Johann Maria Boykow
Johann Maria Boykow, geboren als Johann de Matha Boykow (* 1. Februar 1879 in Sankt Wolfgang im Salzkammergut, Oberösterreich; † 22. Juli 1935 in Berlin, Deutschland) war ein österreichischer K. u. k. Korvettenkapitän, Schauspieler, Ingenieur und Erfinder der automatischen Flugsteuerung (Autopilot).
Leben
Johann Boykow kam in der Regierungszeit Kaiser Franz Joseph I. als Sohn des Gutsverwalters Julius Boykow und dessen Gattin Emilie geb. Moravetz in Sankt Wolfgang am Wolfgangsee Anfang Februar des Jahres 1879 zur Welt und wurde nach römisch-katholischem Ritus getauft[1]. Nach seiner Grundschulzeit trat er im Alter von 14 Jahren als Zögling in die k.u.k. Marineakademie Fiume ein und wurde im Jahre 1898 als Seekadett 2. Klasse ausgemustert. Im Anschluss diente er auf der Korvette "Saida" und absolvierte seine erste große Dienstreise, die von Pola via Port Said nach Hongkong führte und im Oktober 1899 wieder im Ausgangshafen Pola endete. Infolge diente Boykow auf mehreren k.u.k. Schiffen und wurde am 25. April 1901 zum Seekadett 1. Klasse und mit 1. Mai 1902 zu Seefähnrich ernannt.
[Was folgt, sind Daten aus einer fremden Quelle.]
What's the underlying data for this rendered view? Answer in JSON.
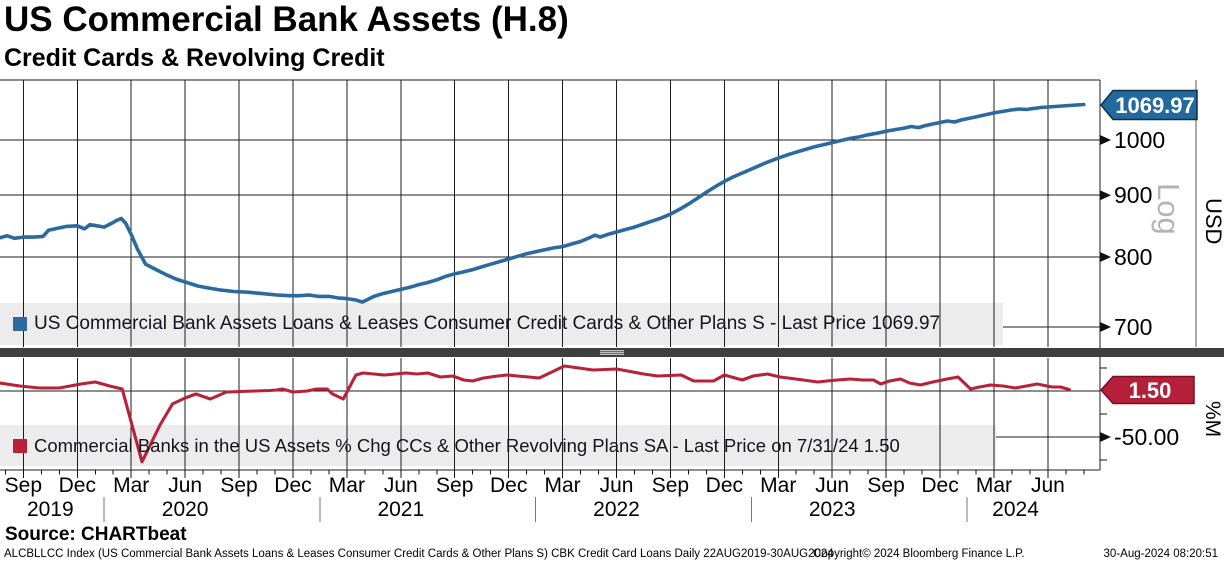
{
  "header": {
    "title": "US Commercial Bank Assets (H.8)",
    "subtitle": "Credit Cards & Revolving Credit"
  },
  "source_line": "Source: CHARTbeat",
  "footer": {
    "description": "ALCBLLCC Index (US Commercial Bank Assets Loans & Leases Consumer Credit Cards & Other Plans S) CBK Credit Card Loans  Daily 22AUG2019-30AUG2024",
    "copyright": "Copyright© 2024 Bloomberg Finance L.P.",
    "timestamp": "30-Aug-2024 08:20:51"
  },
  "colors": {
    "blue_line": "#2b6a9f",
    "red_line": "#b82239",
    "blue_tag_fill": "#226a9d",
    "blue_tag_border": "#0d2f52",
    "red_tag_fill": "#b41f3a",
    "red_tag_border": "#7a0f24",
    "grid": "#1c1c1c",
    "band": "#ececec",
    "separator": "#3d3f40",
    "grip_stripes": "#bdbdbd",
    "log_label": "#b4b4b4",
    "year_separator": "#777777"
  },
  "legends": [
    {
      "marker_color": "#2b6a9f",
      "text": "US Commercial Bank Assets Loans & Leases Consumer Credit Cards & Other Plans S - Last Price 1069.97"
    },
    {
      "marker_color": "#b82239",
      "text": "Commercial Banks in the US Assets % Chg CCs & Other Revolving Plans SA - Last Price on 7/31/24 1.50"
    }
  ],
  "x_axis": {
    "month_ticks": [
      {
        "t": 2,
        "label": "Sep"
      },
      {
        "t": 5,
        "label": "Dec"
      },
      {
        "t": 8,
        "label": "Mar"
      },
      {
        "t": 11,
        "label": "Jun"
      },
      {
        "t": 14,
        "label": "Sep"
      },
      {
        "t": 17,
        "label": "Dec"
      },
      {
        "t": 20,
        "label": "Mar"
      },
      {
        "t": 23,
        "label": "Jun"
      },
      {
        "t": 26,
        "label": "Sep"
      },
      {
        "t": 29,
        "label": "Dec"
      },
      {
        "t": 32,
        "label": "Mar"
      },
      {
        "t": 35,
        "label": "Jun"
      },
      {
        "t": 38,
        "label": "Sep"
      },
      {
        "t": 41,
        "label": "Dec"
      },
      {
        "t": 44,
        "label": "Mar"
      },
      {
        "t": 47,
        "label": "Jun"
      },
      {
        "t": 50,
        "label": "Sep"
      },
      {
        "t": 53,
        "label": "Dec"
      },
      {
        "t": 56,
        "label": "Mar"
      },
      {
        "t": 59,
        "label": "Jun"
      }
    ],
    "year_labels": [
      {
        "t": 3.5,
        "label": "2019"
      },
      {
        "t": 11,
        "label": "2020"
      },
      {
        "t": 23,
        "label": "2021"
      },
      {
        "t": 35,
        "label": "2022"
      },
      {
        "t": 47,
        "label": "2023"
      },
      {
        "t": 57.2,
        "label": "2024"
      }
    ],
    "year_separators_t": [
      6.5,
      18.5,
      30.5,
      42.5,
      54.5
    ],
    "range_note": "x unit = months since Aug-2019; data span 22AUG2019 to 30AUG2024"
  },
  "chart_data": [
    {
      "type": "line",
      "panel": "top",
      "name": "US Commercial Bank Assets Loans & Leases Consumer Credit Cards & Other Plans S",
      "last_price": 1069.97,
      "unit_label": "USD",
      "scale_label": "Log",
      "tag_label": "1069.97",
      "yticks": [
        {
          "v": 1000,
          "label": "1000"
        },
        {
          "v": 900,
          "label": "900"
        },
        {
          "v": 800,
          "label": "800"
        },
        {
          "v": 700,
          "label": "700"
        }
      ],
      "ylim": [
        685,
        1121
      ],
      "grid": true,
      "legend_position": "bottom-left band",
      "points": [
        [
          0.7,
          830
        ],
        [
          1.1,
          833
        ],
        [
          1.5,
          829
        ],
        [
          2.0,
          831
        ],
        [
          2.6,
          831
        ],
        [
          3.1,
          832
        ],
        [
          3.4,
          842
        ],
        [
          3.9,
          845
        ],
        [
          4.4,
          848
        ],
        [
          5.0,
          849
        ],
        [
          5.4,
          844
        ],
        [
          5.7,
          851
        ],
        [
          6.1,
          849
        ],
        [
          6.5,
          847
        ],
        [
          6.9,
          853
        ],
        [
          7.2,
          858
        ],
        [
          7.45,
          861
        ],
        [
          7.7,
          853
        ],
        [
          8.0,
          835
        ],
        [
          8.35,
          812
        ],
        [
          8.8,
          789
        ],
        [
          9.3,
          782
        ],
        [
          9.9,
          774
        ],
        [
          10.5,
          767
        ],
        [
          11.1,
          762
        ],
        [
          11.7,
          757
        ],
        [
          12.3,
          754
        ],
        [
          13.0,
          751
        ],
        [
          13.7,
          749
        ],
        [
          14.5,
          748
        ],
        [
          15.3,
          746
        ],
        [
          16.1,
          744
        ],
        [
          16.8,
          743
        ],
        [
          17.4,
          743
        ],
        [
          17.9,
          744
        ],
        [
          18.4,
          742
        ],
        [
          19.0,
          742
        ],
        [
          19.5,
          740
        ],
        [
          20.0,
          739
        ],
        [
          20.5,
          737
        ],
        [
          20.85,
          734
        ],
        [
          21.1,
          737
        ],
        [
          21.5,
          742
        ],
        [
          22.0,
          746
        ],
        [
          22.5,
          749
        ],
        [
          23.0,
          752
        ],
        [
          23.5,
          755
        ],
        [
          24.0,
          759
        ],
        [
          24.5,
          762
        ],
        [
          25.0,
          766
        ],
        [
          25.5,
          771
        ],
        [
          25.9,
          774
        ],
        [
          26.4,
          777
        ],
        [
          27.0,
          781
        ],
        [
          27.5,
          785
        ],
        [
          28.0,
          789
        ],
        [
          28.5,
          793
        ],
        [
          29.0,
          797
        ],
        [
          29.5,
          801
        ],
        [
          30.0,
          805
        ],
        [
          30.5,
          808
        ],
        [
          31.0,
          811
        ],
        [
          31.5,
          814
        ],
        [
          32.0,
          816
        ],
        [
          32.5,
          820
        ],
        [
          33.0,
          824
        ],
        [
          33.5,
          830
        ],
        [
          33.8,
          834
        ],
        [
          34.1,
          831
        ],
        [
          34.5,
          835
        ],
        [
          35.0,
          839
        ],
        [
          35.5,
          843
        ],
        [
          36.0,
          847
        ],
        [
          36.5,
          852
        ],
        [
          37.0,
          857
        ],
        [
          37.5,
          862
        ],
        [
          38.0,
          868
        ],
        [
          38.5,
          876
        ],
        [
          39.0,
          885
        ],
        [
          39.5,
          895
        ],
        [
          40.0,
          905
        ],
        [
          40.5,
          915
        ],
        [
          41.0,
          924
        ],
        [
          41.5,
          932
        ],
        [
          42.0,
          939
        ],
        [
          42.5,
          946
        ],
        [
          43.0,
          953
        ],
        [
          43.5,
          960
        ],
        [
          44.0,
          966
        ],
        [
          44.5,
          972
        ],
        [
          45.0,
          977
        ],
        [
          45.5,
          982
        ],
        [
          46.0,
          987
        ],
        [
          46.5,
          991
        ],
        [
          47.0,
          995
        ],
        [
          47.5,
          999
        ],
        [
          48.0,
          1003
        ],
        [
          48.5,
          1006
        ],
        [
          49.0,
          1010
        ],
        [
          49.5,
          1013
        ],
        [
          50.0,
          1017
        ],
        [
          50.5,
          1020
        ],
        [
          51.0,
          1023
        ],
        [
          51.4,
          1026
        ],
        [
          51.8,
          1024
        ],
        [
          52.2,
          1028
        ],
        [
          52.6,
          1031
        ],
        [
          53.0,
          1034
        ],
        [
          53.4,
          1037
        ],
        [
          53.8,
          1035
        ],
        [
          54.2,
          1039
        ],
        [
          54.6,
          1042
        ],
        [
          55.0,
          1045
        ],
        [
          55.5,
          1049
        ],
        [
          56.0,
          1053
        ],
        [
          56.5,
          1056
        ],
        [
          57.0,
          1059
        ],
        [
          57.4,
          1061
        ],
        [
          57.8,
          1060
        ],
        [
          58.2,
          1062
        ],
        [
          58.6,
          1064
        ],
        [
          59.0,
          1065
        ],
        [
          59.4,
          1066
        ],
        [
          59.8,
          1067
        ],
        [
          60.2,
          1068
        ],
        [
          60.6,
          1069
        ],
        [
          61.0,
          1069.97
        ]
      ]
    },
    {
      "type": "line",
      "panel": "bottom",
      "name": "Commercial Banks in the US Assets % Chg CCs & Other Revolving Plans SA",
      "last_price": 1.5,
      "last_price_date": "7/31/24",
      "unit_label": "%M",
      "tag_label": "1.50",
      "yticks": [
        {
          "v": -50,
          "label": "-50.00"
        }
      ],
      "yticks_minor": [
        25,
        -25,
        -75
      ],
      "ylim": [
        -86,
        36
      ],
      "grid": true,
      "zero_line": true,
      "points": [
        [
          0.7,
          8.7
        ],
        [
          1.8,
          5.4
        ],
        [
          2.9,
          3.3
        ],
        [
          4.0,
          3.3
        ],
        [
          5.2,
          7.6
        ],
        [
          6.0,
          9.8
        ],
        [
          6.8,
          5.4
        ],
        [
          7.5,
          2.2
        ],
        [
          8.6,
          -77
        ],
        [
          9.6,
          -37
        ],
        [
          10.3,
          -14
        ],
        [
          11.0,
          -7.6
        ],
        [
          11.6,
          -3.3
        ],
        [
          12.4,
          -8.7
        ],
        [
          13.3,
          -1.1
        ],
        [
          14.1,
          -0.5
        ],
        [
          14.9,
          0
        ],
        [
          15.7,
          0.5
        ],
        [
          16.1,
          1.1
        ],
        [
          16.4,
          2.2
        ],
        [
          17.0,
          -1.1
        ],
        [
          17.8,
          0
        ],
        [
          18.3,
          2.2
        ],
        [
          18.9,
          2.2
        ],
        [
          19.2,
          -3.3
        ],
        [
          19.8,
          -8.7
        ],
        [
          20.5,
          17.4
        ],
        [
          20.9,
          19.6
        ],
        [
          21.5,
          18.5
        ],
        [
          22.1,
          17.4
        ],
        [
          22.7,
          18.5
        ],
        [
          23.3,
          19.6
        ],
        [
          23.9,
          18.5
        ],
        [
          24.5,
          19.6
        ],
        [
          25.2,
          15.2
        ],
        [
          25.9,
          16.3
        ],
        [
          26.5,
          12
        ],
        [
          27.0,
          10.9
        ],
        [
          27.6,
          14.1
        ],
        [
          28.4,
          16.3
        ],
        [
          28.9,
          17.4
        ],
        [
          29.5,
          16.3
        ],
        [
          30.7,
          14.1
        ],
        [
          32.1,
          27.2
        ],
        [
          33.7,
          22.8
        ],
        [
          35.0,
          23.9
        ],
        [
          36.5,
          18.5
        ],
        [
          37.3,
          16.3
        ],
        [
          38.6,
          17.4
        ],
        [
          39.3,
          10.9
        ],
        [
          40.4,
          10.9
        ],
        [
          41.0,
          17.4
        ],
        [
          42.0,
          12
        ],
        [
          42.6,
          16.3
        ],
        [
          43.4,
          18.5
        ],
        [
          44.1,
          15.2
        ],
        [
          45.4,
          12
        ],
        [
          46.2,
          9.8
        ],
        [
          46.7,
          10.9
        ],
        [
          47.3,
          12
        ],
        [
          48.0,
          13
        ],
        [
          48.7,
          12
        ],
        [
          49.3,
          12
        ],
        [
          49.7,
          7.6
        ],
        [
          50.2,
          10.9
        ],
        [
          50.8,
          13
        ],
        [
          51.3,
          8.7
        ],
        [
          51.9,
          6.5
        ],
        [
          52.6,
          9.8
        ],
        [
          53.4,
          13
        ],
        [
          54.0,
          15.2
        ],
        [
          54.7,
          2.2
        ],
        [
          55.2,
          4.3
        ],
        [
          55.8,
          6.5
        ],
        [
          56.5,
          5.4
        ],
        [
          57.2,
          3.3
        ],
        [
          58.4,
          7.6
        ],
        [
          59.2,
          4.5
        ],
        [
          59.7,
          4.3
        ],
        [
          60.2,
          1.5
        ]
      ]
    }
  ]
}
Im Dezember 1906 besuchte die spanische Panzerkorvette Numanica den österreichisch-ungarischen Kriegshafen Pola, auf welche Boykow zugeteilt wurde und als Dank den spanischen Orden Del Merito Naval erhielt. Anfang März 1907 wurde Boykow dem k.u.k. Schlachtschiff Erzherzog Friedrich zugeteilt, welches via mehrerer levantinischer Hafenstädte den Hafen Jaffa in Palästina anlief, von welchem die gesamte Schiffsmannschaft in die heilige Stadt Jerusalem pilgern durfte. Bei Veranstaltungen im Marinekasino, wo er bei "Dilettanten-Schauspielen" der Offiziere mitwirkte, zeigte sich sein schauspielerisches Talent.
Am 1. Juni 1908 nahm er als Fregatten-Leutnant seinen Abschied bei der K.u.k. Marine und ehelichte am 4. dieses Monats seine Ehegattin Blanche, die aus Pola stammende Tochter des Fregattenkapitäns von Martiniz, die ihm die Kinder Erika (*1912) und Hans (*1914) schenkte. Im Anschluss zog das junge Paar nach Troppau und danach nach Berlin, wo er, seinen Neigungen entsprechend, eine Schauspielschule besuchte, hernach an mehreren Berliner Bühnen, auftrat und in klassischen Rollen Erfolge erzielte. Daneben betrieb er mathematisch-physikalische Studien und interessierte sich für die Fliegerei, wobei ihm seine Erfahrungen aus der Marine zugutekamen.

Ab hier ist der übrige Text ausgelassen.